È un tema enorme, che dobbiamo nella sua duplice natura.
La prima?
Attiene alla responsabilità individuale di ciascuno di noi: la questione del trattamento dei dati, del furto delle nostre identità digitali è un tema che riguarda come persone. Così come guardiamo il semaforo, dobbiamo stare attenti a cosa clicchiamo. Poi ovviamente c’è anche un tema che riguarda la sicurezza nazionale, ovviamente.

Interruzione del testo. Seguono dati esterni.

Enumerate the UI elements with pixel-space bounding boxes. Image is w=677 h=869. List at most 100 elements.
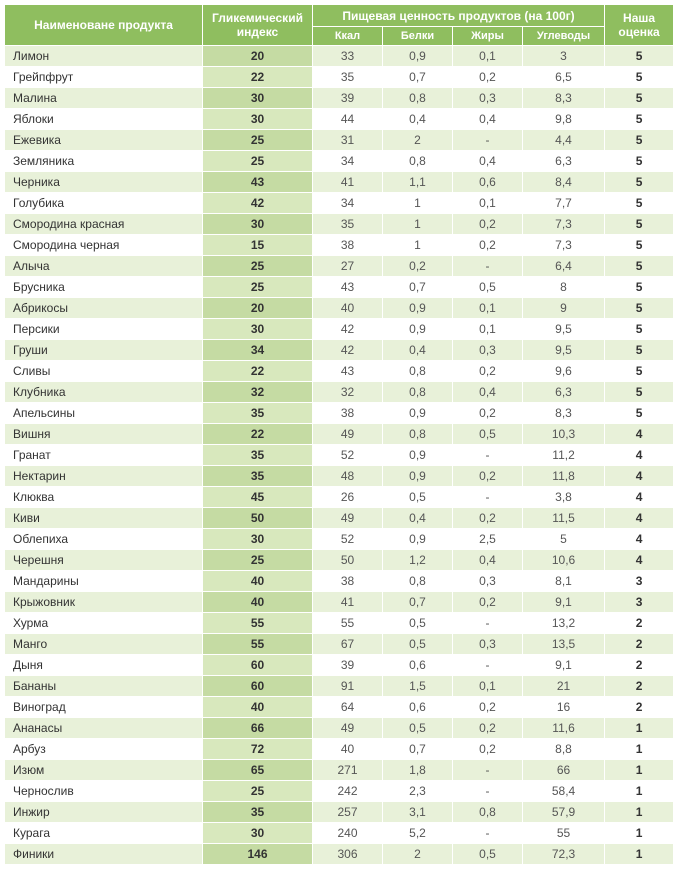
table-row: Черешня25501,20,410,64	[5, 550, 674, 571]
cell-name: Изюм	[5, 760, 203, 781]
cell-gi: 20	[203, 46, 313, 67]
cell-protein: 0,9	[383, 319, 453, 340]
cell-name: Голубика	[5, 193, 203, 214]
cell-fat: 0,2	[453, 403, 523, 424]
cell-gi: 25	[203, 277, 313, 298]
table-row: Инжир352573,10,857,91	[5, 802, 674, 823]
cell-gi: 55	[203, 634, 313, 655]
cell-protein: 0,7	[383, 592, 453, 613]
table-row: Брусника25430,70,585	[5, 277, 674, 298]
table-row: Смородина черная153810,27,35	[5, 235, 674, 256]
cell-name: Клубника	[5, 382, 203, 403]
cell-rating: 5	[605, 88, 674, 109]
cell-rating: 2	[605, 655, 674, 676]
cell-carbs: 6,3	[523, 151, 605, 172]
header-gi: Гликемический индекс	[203, 5, 313, 46]
cell-kcal: 49	[313, 424, 383, 445]
cell-kcal: 44	[313, 109, 383, 130]
cell-carbs: 8,3	[523, 88, 605, 109]
cell-rating: 5	[605, 109, 674, 130]
table-body: Лимон20330,90,135Грейпфрут22350,70,26,55…	[5, 46, 674, 865]
cell-protein: 2	[383, 844, 453, 865]
cell-protein: 0,6	[383, 655, 453, 676]
table-row: Яблоки30440,40,49,85	[5, 109, 674, 130]
cell-fat: 0,4	[453, 109, 523, 130]
table-row: Смородина красная303510,27,35	[5, 214, 674, 235]
table-row: Арбуз72400,70,28,81	[5, 739, 674, 760]
cell-carbs: 3	[523, 46, 605, 67]
cell-name: Апельсины	[5, 403, 203, 424]
cell-fat: 0,3	[453, 88, 523, 109]
cell-carbs: 10,3	[523, 424, 605, 445]
cell-name: Хурма	[5, 613, 203, 634]
cell-fat: 0,1	[453, 193, 523, 214]
cell-protein: 1	[383, 214, 453, 235]
cell-name: Финики	[5, 844, 203, 865]
cell-kcal: 271	[313, 760, 383, 781]
cell-kcal: 40	[313, 298, 383, 319]
cell-carbs: 6,4	[523, 256, 605, 277]
cell-name: Мандарины	[5, 571, 203, 592]
table-row: Гранат35520,9-11,24	[5, 445, 674, 466]
cell-gi: 30	[203, 823, 313, 844]
cell-name: Брусника	[5, 277, 203, 298]
table-row: Манго55670,50,313,52	[5, 634, 674, 655]
cell-gi: 60	[203, 676, 313, 697]
cell-name: Ананасы	[5, 718, 203, 739]
cell-gi: 60	[203, 655, 313, 676]
cell-kcal: 43	[313, 361, 383, 382]
cell-fat: 0,2	[453, 361, 523, 382]
cell-rating: 5	[605, 235, 674, 256]
cell-protein: 2	[383, 130, 453, 151]
cell-rating: 5	[605, 256, 674, 277]
cell-protein: 0,6	[383, 697, 453, 718]
cell-fat: 0,1	[453, 319, 523, 340]
cell-name: Алыча	[5, 256, 203, 277]
cell-protein: 0,8	[383, 424, 453, 445]
header-fat: Жиры	[453, 27, 523, 46]
cell-name: Клюква	[5, 487, 203, 508]
table-row: Крыжовник40410,70,29,13	[5, 592, 674, 613]
cell-carbs: 57,9	[523, 802, 605, 823]
cell-kcal: 42	[313, 319, 383, 340]
cell-gi: 65	[203, 760, 313, 781]
cell-gi: 30	[203, 319, 313, 340]
cell-name: Бананы	[5, 676, 203, 697]
cell-rating: 1	[605, 802, 674, 823]
cell-name: Абрикосы	[5, 298, 203, 319]
cell-carbs: 55	[523, 823, 605, 844]
cell-rating: 2	[605, 676, 674, 697]
glycemic-index-table: Наименоване продукта Гликемический индек…	[4, 4, 674, 865]
cell-rating: 5	[605, 361, 674, 382]
cell-rating: 5	[605, 151, 674, 172]
cell-kcal: 27	[313, 256, 383, 277]
cell-protein: 0,9	[383, 529, 453, 550]
cell-kcal: 43	[313, 277, 383, 298]
cell-protein: 0,4	[383, 109, 453, 130]
cell-rating: 1	[605, 823, 674, 844]
cell-protein: 0,7	[383, 277, 453, 298]
table-row: Клубника32320,80,46,35	[5, 382, 674, 403]
cell-protein: 1,2	[383, 550, 453, 571]
cell-protein: 0,5	[383, 718, 453, 739]
cell-fat: 0,3	[453, 634, 523, 655]
cell-carbs: 9,5	[523, 340, 605, 361]
cell-fat: 0,3	[453, 340, 523, 361]
cell-rating: 1	[605, 718, 674, 739]
table-row: Нектарин35480,90,211,84	[5, 466, 674, 487]
cell-kcal: 42	[313, 340, 383, 361]
cell-protein: 1,8	[383, 760, 453, 781]
cell-carbs: 13,5	[523, 634, 605, 655]
cell-carbs: 11,6	[523, 718, 605, 739]
cell-name: Чернослив	[5, 781, 203, 802]
cell-gi: 30	[203, 214, 313, 235]
cell-gi: 25	[203, 256, 313, 277]
cell-fat: -	[453, 823, 523, 844]
cell-carbs: 9,1	[523, 592, 605, 613]
cell-rating: 4	[605, 487, 674, 508]
cell-name: Вишня	[5, 424, 203, 445]
cell-kcal: 50	[313, 550, 383, 571]
cell-gi: 35	[203, 802, 313, 823]
cell-name: Дыня	[5, 655, 203, 676]
cell-kcal: 31	[313, 130, 383, 151]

Che è il secondo pezzo di problema…
Noi dobbiamo immaginare di essere sotto la grandine per 24 ore alla settimana, per 365 giorni all’anno. Ed è una grandine di attacchi cyber che provano a bucare il tetto della nostra sicurezza nazionale. Dobbiamo essere consapevoli anche di questo. E dovremmo investirci ancora molte risorse. Ma attenzione, non dobbiamo fare l’errore di resistere all’innovazione per paura
Altrimenti?
Altrimenti siamo fregati. Resistere all’innovazione significa essere lasciati fuori dalla storia. L’Italia, per lunghi tratti della storia, ha saputo gestire l’innovazione al meglio.
Cosa significa per lei gestire l’innovazione?

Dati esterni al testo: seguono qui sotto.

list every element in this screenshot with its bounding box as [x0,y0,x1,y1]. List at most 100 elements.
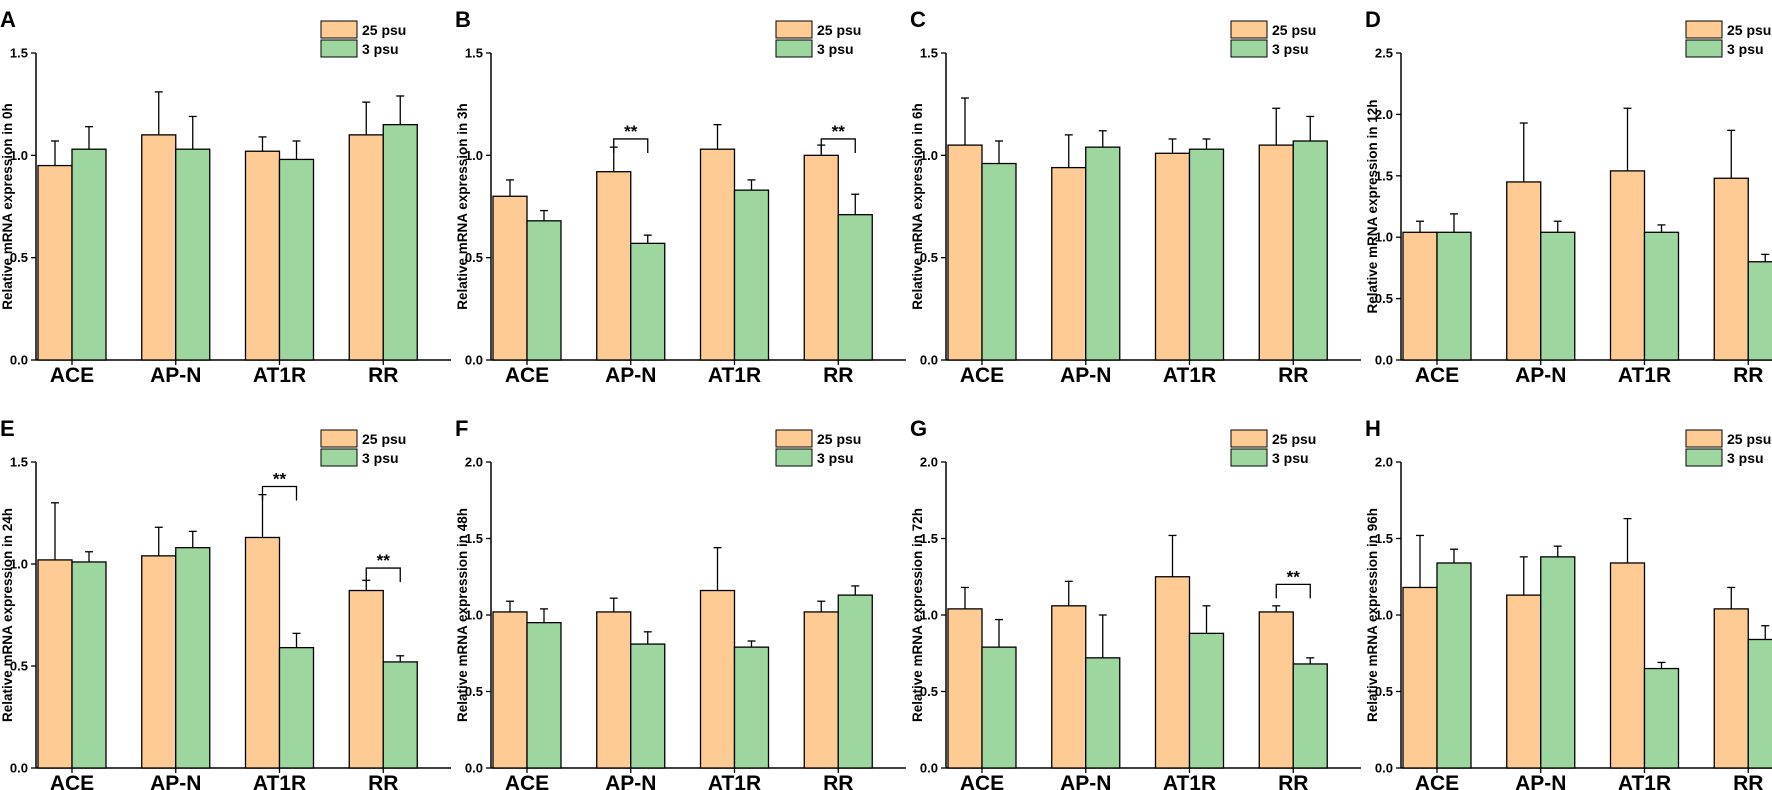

Gestire l’innovazione vuole dire avere strategie innovative su larga scala, non solo qualche start up o qualche eccellenza che qua e là esplode dal nulla. Io credo che tutto il nostro sistema produttivo, anche quello che crediamo analogico, può abbracciare e cavalcare l’innovazione digitale. Attenzione: non pensando obtorto collo che bisogna fare innovazione digitale. Sa cosa mi ha detto qualche tempo fa l’amministratore delegato di Airbus?
Cosa?
Che ha capito che non produce più aerei, ma banche dati con le ali. Cambiare mentalità vuol dire questo. Ma vuol dire anche essere ancorati alla realtà.
Cosa intende?
Intendo dire che dobbiamo smettere di farci distrarre dall’idea che l’innovazione sarà la fantascienza di quando eravamo bambini, con i robottini di Guerre Stellari e le automobili che si guidano da sole, o che vivremo tutti nella realtà virtuale del metaverso. Serve un approccio coraggioso e di apertura, ma che nello stesso tempo sia concreto e consapevole.
Non è troppo tardi?
Essere in ritardo è la nostra grande opportunità. Noi non dobbiamo più preoccuparci di cose che non servono più, che sono superate, ma possiamo tranquillamente pensare al futuro che si aspetta dietro l’angolo.